A tourbillon, a sophisticated device designed to eliminate errors caused by the pull of gravity, consists of a mobile carriage or cage that carries the escapement, with the balance in the center, and generally rotates once a minute. The escapement is made up of an escape wheel with teeth and a pallet that interact to send impulses that drive the balance; when the balance, a wheel whose weight is concentrated along the rim, and an attached hairspring receive the impulses, they oscillate back and forth at a consistent rate, keeping proper time.

The tourbillon is of such complexity that only a few hundred have been made since Abraham Louis Breguet patented the invention in 1801. Muller is one of the few watchmakers since to receive a patent for improving the tourbillon, and a second patent is pending.

"The tourbillon is very difficult to make and very difficult to associate with other complications, yet it results in a watch with better timing," says Muller, whose 1996 Imperial Tourbillon watches retail for about $85,000. "Collectors understand the watch and want something very special. They know that I'm the first watchmaker to put the tourbillon with this complication, with that complication, etc."

Signing his first wristwatch "Franck Genève," which adorned all his subsequent creations until he formed his company in 1991, Muller continued to endow his watches with the most complicated mechanisms imaginable, while at the same time designing them in a simple yet elegant style that harkened back to yesteryear. The end result: wristwatches that stood out from the crowd.

"They're large on the wrist--you can see them very well across the room," Joe Thompson, editorial director of American Time magazine, says about the bold, large styling of Muller's watches. "Rolex has this same kind of distinctive look." And, says Abe Azaria, manager at Cellini jewelers in Manhattan, Muller's "cases are extremely tasteful. Whether they're curved or round, he's got maîtrise [mastery]. That and the amount of complications that he's introduced in his cases--he really blew quite a bit of people away in the industry."

"They were refreshing compared to what everybody else was doing," says Colin Jensen, co-owner of Jensen Stern in Ketchum, Idaho, which in 1992 became the first U.S. store to carry Franck Muller watches. "The proof of that statement is that when he came out with his curved-case timepiece, everybody in the industry, including Patek Philippe and Bregeut and Vacheron and Audemars [Piguet], has made a tunnel-shaped or curved timepiece themselves. I think they've come clearly short of producing something as pleasing as Franck Muller's curved timepiece."

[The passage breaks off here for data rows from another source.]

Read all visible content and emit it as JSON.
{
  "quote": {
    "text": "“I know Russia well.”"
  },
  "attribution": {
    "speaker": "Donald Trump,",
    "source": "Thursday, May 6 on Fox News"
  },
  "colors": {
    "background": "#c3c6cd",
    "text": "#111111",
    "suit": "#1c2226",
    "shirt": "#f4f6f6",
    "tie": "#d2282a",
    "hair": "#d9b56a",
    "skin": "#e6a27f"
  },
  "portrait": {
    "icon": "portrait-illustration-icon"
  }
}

In 1987, fresh off the success of his first tourbillon wristwatch, Muller introduced the Minute-Repeater Tourbillon with free oscillation, a timepiece two years in the making in which many of the several hundred components are visible through its skeleton dial. In 1989, Muller debuted the retrograde Tourbillon Minute-Repeater wristwatch with a perpetual calendar, complete with a mechanism that takes care of those pesky leap years.

The following year, he introduced his first chronograph, coupling it with the intricate tourbillon. Later versions of the chronograph--which incorporates the functions of a stopwatch--offered wearers a "double face": conventional time and "world time" of cities in 24 time zones on one dial, pulsimetric indication (calculation of pulsations per minute) on the back dial, in 1991; a tourbillon and perpetual calendar, in 1992; a double face (now patented) whose second dial now included indication of two other measures: telemetric (distance between an acoustic event and an observer) and tachymetric (speed of an object over a certain distance), also in 1992; and a perpetual calendar with a moon phase and retrograde monthly equation, which indicates the difference between the true sun day--the interval of time that passes between two straight passages of the sun at the meridian--and the average sun day--24 hours, or the average of all the days of the year, in 1994.

In recent years, Muller has introduced the simple but elegant Art Deco-style "Casablanca" line and a series of glittering diamond watches, as well as a number of timepieces sporting the sophisticated technology for which he has become renown. Among these are several minute-repeaters and a double jumping hour watch, which led to two additional patents for Muller. One patent was for the striking mechanism indicator, which allows one to visualize, via a path of a hand through a sector, the lapse of time during which the minute-repeater mechanism is in motion. The other patent was for the double jumping hour, which lets the wearer adjust the hour of a second time zone independently from the local time.

While the complications became increasingly complex over the years, Muller never forgot the other key ingredient to a successful watch: it had to look good. As he was slowly increasing production from 300 watches in 1992 to the 3,500 a year that his firm makes today, he was creating the never-before-seen three-dimensional Cintrée Curved cases to complement the traditional Classiques, or round ones. The 18-karat gold cases and the meticulously crafted dials, hands and straps meant the owner could look fashionable while he was figuring out the time on the next continent. Muller was living testament to the marriage of design and machine.